Data Info#

The DataInfo object stores almost all the useful information from the original data. We admit there may be too much information in this object, but for the ease of use of the library, we’ve decided not to split it. So almost every model has a data_info attribute that is used to make recommendations. Additionally, when saving and loading a model, the corresponding DataInfo should also be saved and loaded.

When using a feat model, the DataInfo object stores the unique features of all users/items in the training data. However, if a user/item has different categories or values in the training data (which may be unlikely if the data is clean :)), only the last one will be stored. For example, if in one sample a user’s age is 20, and in another sample this user’s age becomes 25, then only 25 will be kept. So here we basically assume the data is always sorted by time, and you should do so if it doesn’t.

Therefore, when you call model.predict(user=..., item=...) or model.recommend_user(user=...) for a feat model, the model will use the stored feature information in DataInfo.

The DataInfo object also stores users’ consumed items, which can be useful in sequence models and unconsumed sampler.

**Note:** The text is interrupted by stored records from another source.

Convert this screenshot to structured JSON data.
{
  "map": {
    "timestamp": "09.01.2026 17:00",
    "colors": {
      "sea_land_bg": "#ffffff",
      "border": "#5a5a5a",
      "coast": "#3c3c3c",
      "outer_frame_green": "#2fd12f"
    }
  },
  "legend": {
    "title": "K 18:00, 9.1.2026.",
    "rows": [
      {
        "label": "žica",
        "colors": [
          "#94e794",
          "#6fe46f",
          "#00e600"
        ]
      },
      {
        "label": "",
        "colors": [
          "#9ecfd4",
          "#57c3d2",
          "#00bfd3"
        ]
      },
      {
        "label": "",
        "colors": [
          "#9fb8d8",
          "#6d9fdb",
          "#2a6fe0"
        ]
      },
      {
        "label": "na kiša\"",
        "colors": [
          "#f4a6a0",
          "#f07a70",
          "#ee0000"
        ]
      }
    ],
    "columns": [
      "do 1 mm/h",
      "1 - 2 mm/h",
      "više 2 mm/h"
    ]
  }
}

Changing User/Item Features#

It is also possible to change the unique user/item feature values stored in DataInfo, then the new features would be used in prediction and recommendation.

>>> data_info.assign_user_features(user_data=data)
>>> data_info.assign_item_features(item_data=data)

The passed data argument is a pandas.DataFrame that contains the user/item information. Be careful with this assign operation if you are not sure if the features in data are useful.